If there is a feeling that they have an abundance of stories to tell involving a single superhero, why do they feel the need to do it with Spider-Man. A vast majority of the characters in the stable of the Marvel Universe are single male characters. Tell the stories with one or more of those characters (why can’t Richard Rider be ‘that guy’?).
If no one else is up to the ‘challenge’ on Spider-Man, then give the job to Matt Fraction. He proved he ‘gets it’ with his Spectacular Spider-Man Annual. He is perfectly capable of writing the title with the current relationship in place.
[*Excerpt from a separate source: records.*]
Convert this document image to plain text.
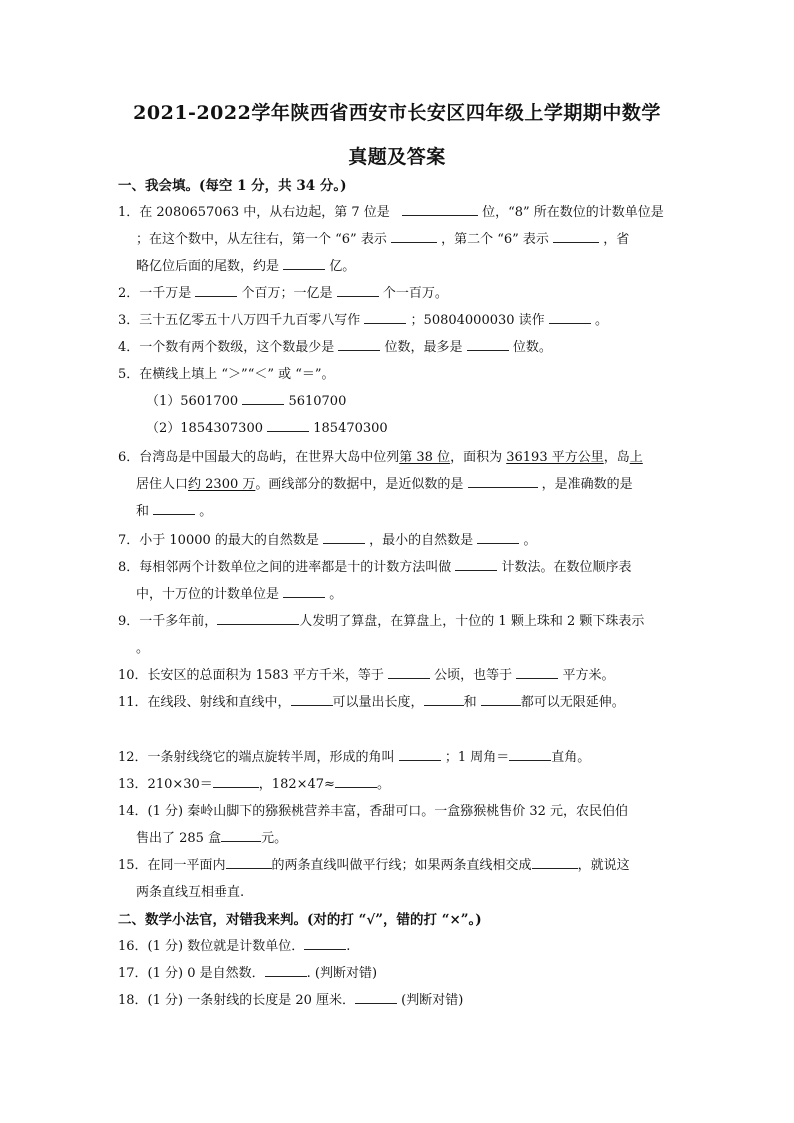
2021-2022学年陕西省西安市长安区四年级上学期期中数学
真题及答案
一、我会填。(每空 1 分，共 34 分。)
1．在 2080657063 中，从右边起，第 7 位是	位，“8” 所在数位的计数单位是
；在这个数中，从左往右，第一个 “6” 表示	，第二个 “6” 表示	，省
略亿位后面的尾数，约是	亿。
2．一千万是	个百万；一亿是	个一百万。
3．三十五亿零五十八万四千九百零八写作	；50804000030 读作	。
4．一个数有两个数级，这个数最少是	位数，最多是	位数。
5．在横线上填上 “＞”“＜” 或 “＝”。
（1）5601700	5610700
（2）1854307300	185470300
6．台湾岛是中国最大的岛屿，在世界大岛中位列第 38 位，面积为 36193 平方公里，岛上
居住人口约 2300 万。画线部分的数据中，是近似数的是	，是准确数的是
和	。
7．小于 10000 的最大的自然数是	，最小的自然数是	。
8．每相邻两个计数单位之间的进率都是十的计数方法叫做	计数法。在数位顺序表
中，十万位的计数单位是	。
9．一千多年前，	人发明了算盘，在算盘上，十位的 1 颗上珠和 2 颗下珠表示
。
10．长安区的总面积为 1583 平方千米，等于	公顷，也等于	平方米。
11．在线段、射线和直线中，	可以量出长度，	和	都可以无限延伸。
12．一条射线绕它的端点旋转半周，形成的角叫	；1 周角＝	直角。
13．210×30＝	，182×47≈	。
14．(1 分) 秦岭山脚下的猕猴桃营养丰富，香甜可口。一盒猕猴桃售价 32 元，农民伯伯
售出了 285 盒	元。
15．在同一平面内	的两条直线叫做平行线；如果两条直线相交成	，就说这
两条直线互相垂直.
二、数学小法官，对错我来判。(对的打 “√”，错的打 “×”。)
16．(1 分) 数位就是计数单位．	.
17．(1 分) 0 是自然数．	. (判断对错)
18．(1 分) 一条射线的长度是 20 厘米．	(判断对错)
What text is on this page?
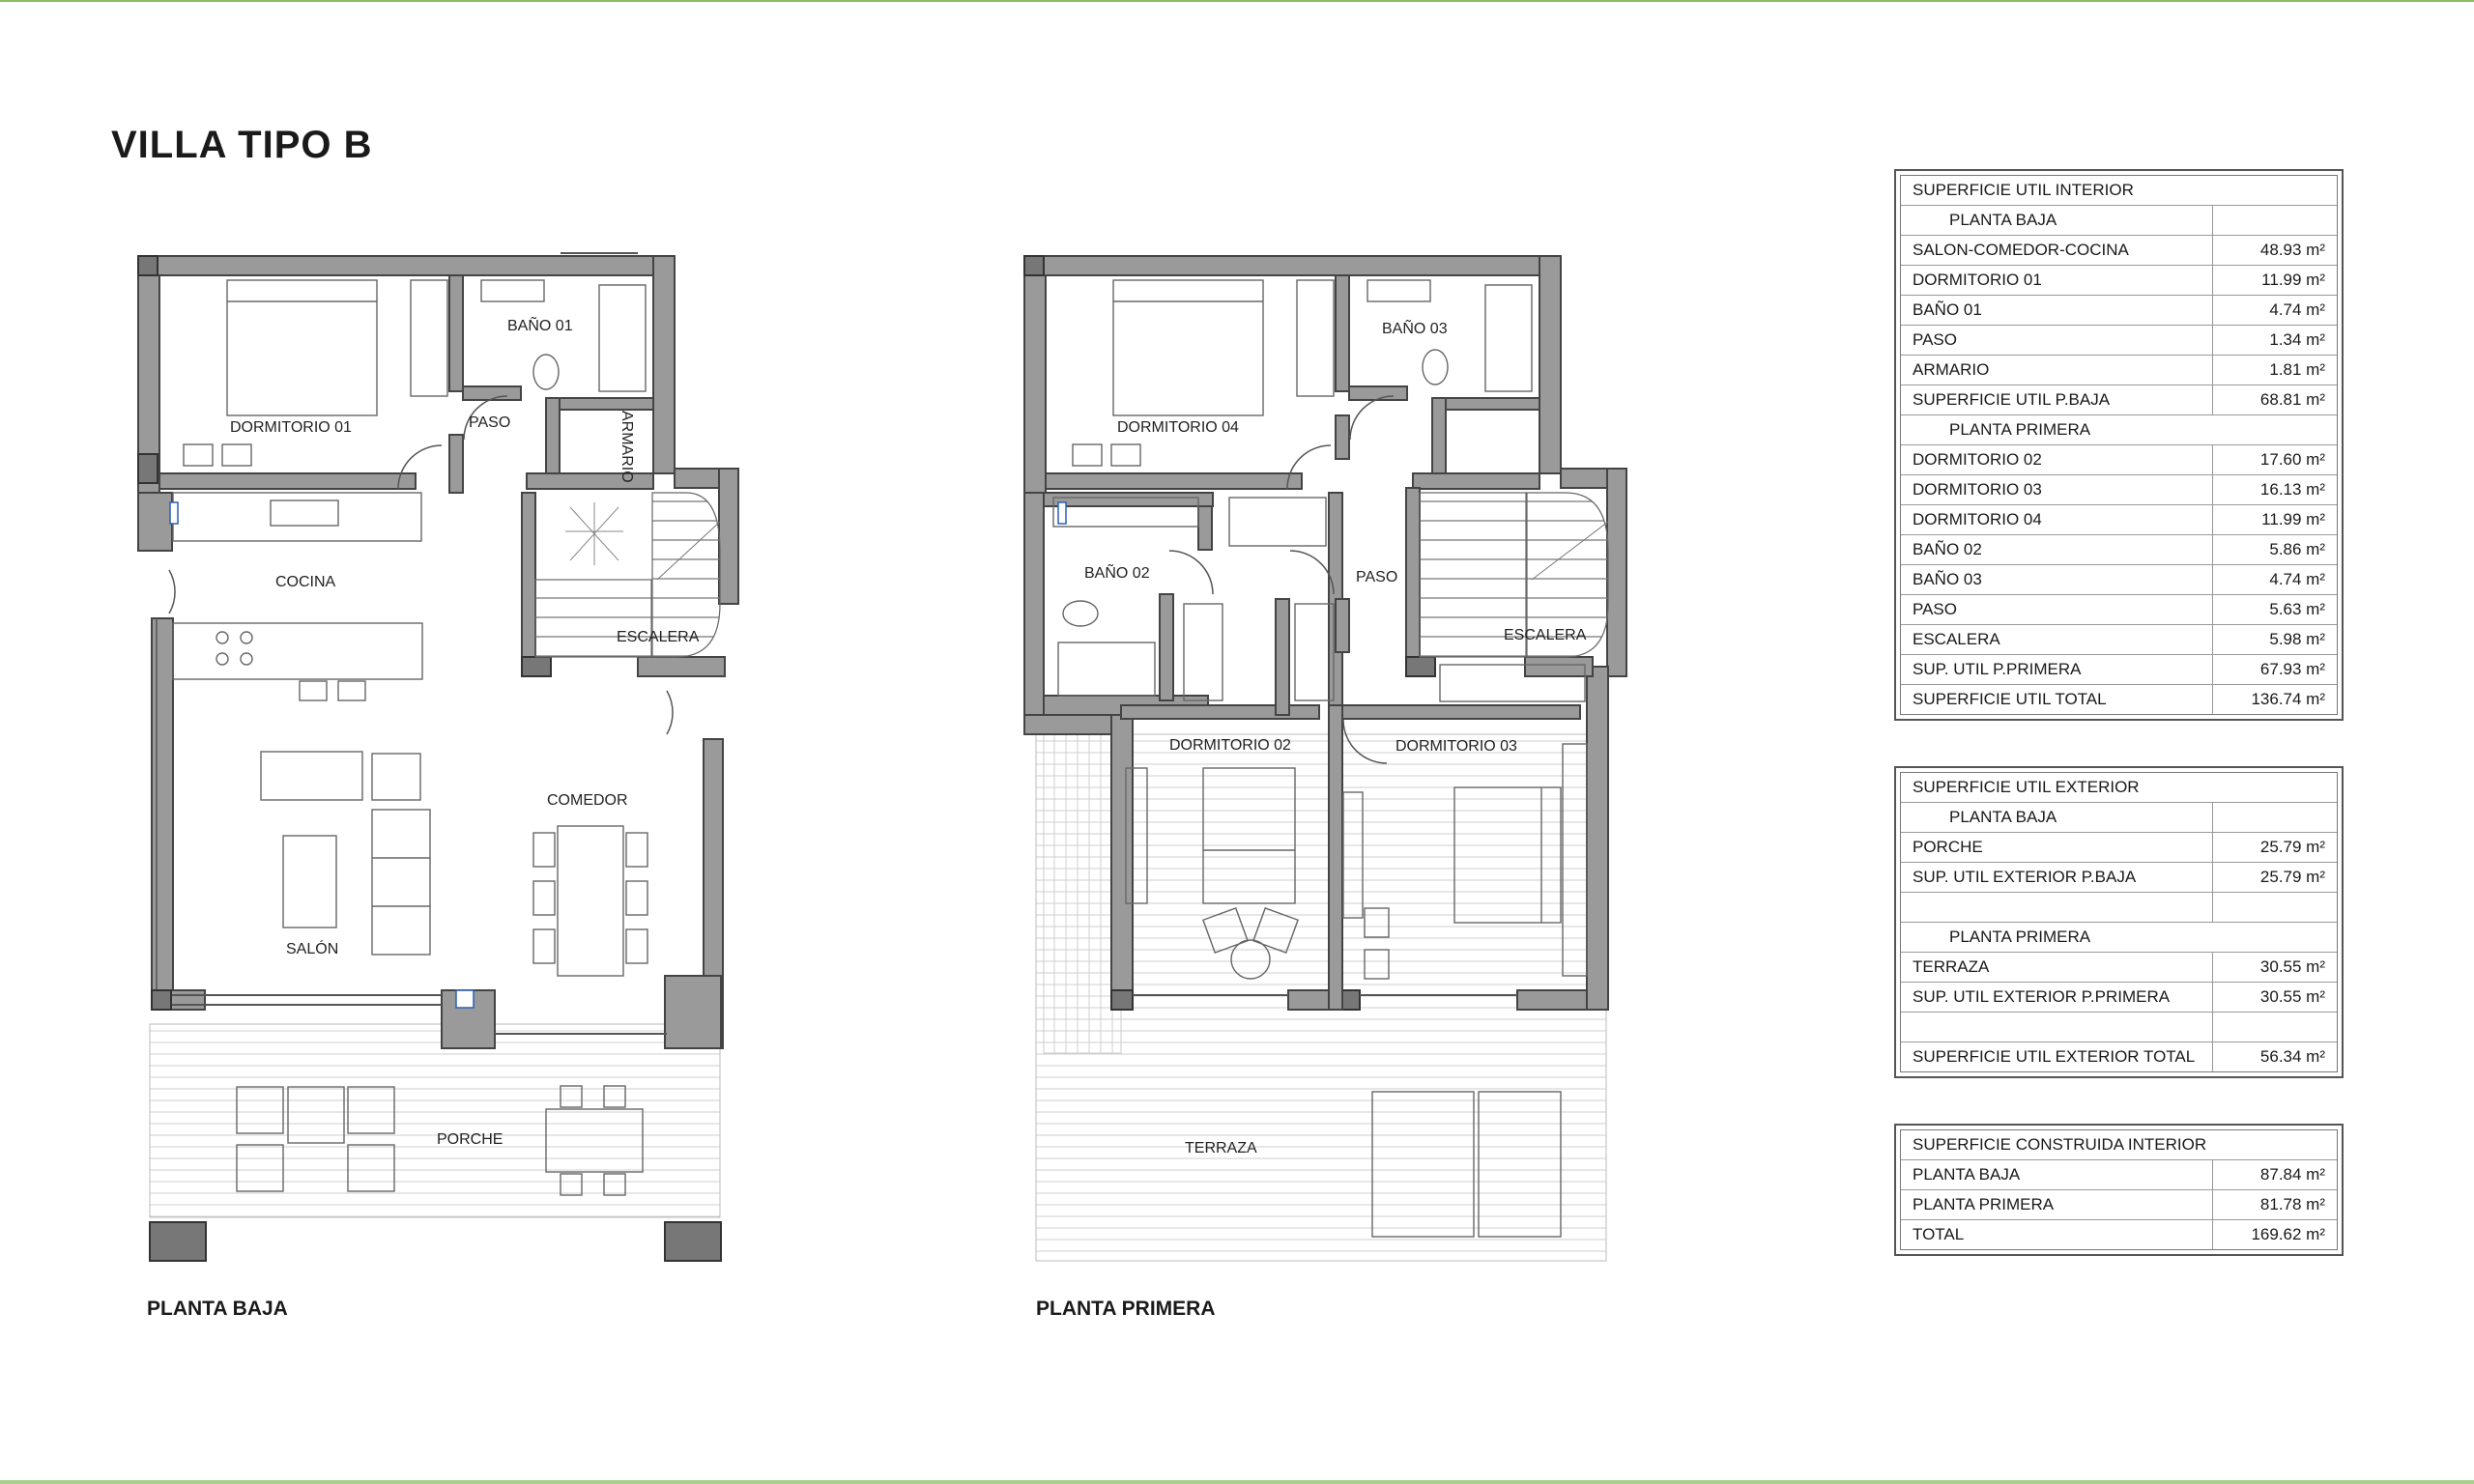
VILLA TIPO B
DORMITORIO 01
BAÑO 01
PASO	ARMARIO
COCINA
ESCALERA
COMEDOR
SALÓN
PORCHE
DORMITORIO 04
BAÑO 03
BAÑO 02	PASO
ESCALERA
DORMITORIO 02	DORMITORIO 03
TERRAZA
PLANTA BAJA	PLANTA PRIMERA
SUPERFICIE UTIL INTERIOR
PLANTA BAJA
SALON-COMEDOR-COCINA	48.93 m²
DORMITORIO 01	11.99 m²
BAÑO 01	4.74 m²
PASO	1.34 m²
ARMARIO	1.81 m²
SUPERFICIE UTIL P.BAJA	68.81 m²
PLANTA PRIMERA
DORMITORIO 02	17.60 m²
DORMITORIO 03	16.13 m²
DORMITORIO 04	11.99 m²
BAÑO 02	5.86 m²
BAÑO 03	4.74 m²
PASO	5.63 m²
ESCALERA	5.98 m²
SUP. UTIL P.PRIMERA	67.93 m²
SUPERFICIE UTIL TOTAL	136.74 m²
SUPERFICIE UTIL EXTERIOR
PLANTA BAJA
PORCHE	25.79 m²
SUP. UTIL EXTERIOR P.BAJA	25.79 m²
PLANTA PRIMERA
TERRAZA	30.55 m²
SUP. UTIL EXTERIOR P.PRIMERA	30.55 m²
SUPERFICIE UTIL EXTERIOR TOTAL	56.34 m²
SUPERFICIE CONSTRUIDA INTERIOR
PLANTA BAJA	87.84 m²
PLANTA PRIMERA	81.78 m²
TOTAL	169.62 m²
October 26th, 2007 at 10:50 pm
if I had a dollar for every medical problem aunt may had I wouldn’t need to play powerball. doesn’t it make MORE sense to kill off aunt may?? isn’t that what normal people do, bury their families then move on with their own lives and create their own??SOME people actually STAY married!!!! the BEST story would be for may to reconcile with peter that she’s lived her life and it’s finally time her to be with ben, and that she wants him to go on and have a family of his own. this free’s us from seeing one more soap opera spiderman tragedy and gives peter a little character growth. strong people accept their loved one’s natural death and even if tragedy takes them the human spirit IS strong enough to help them through it. Why are reed and sue richards the ONLY married superheroes that make it work???? come on marvel!!!! if they can so can peter and mary jane!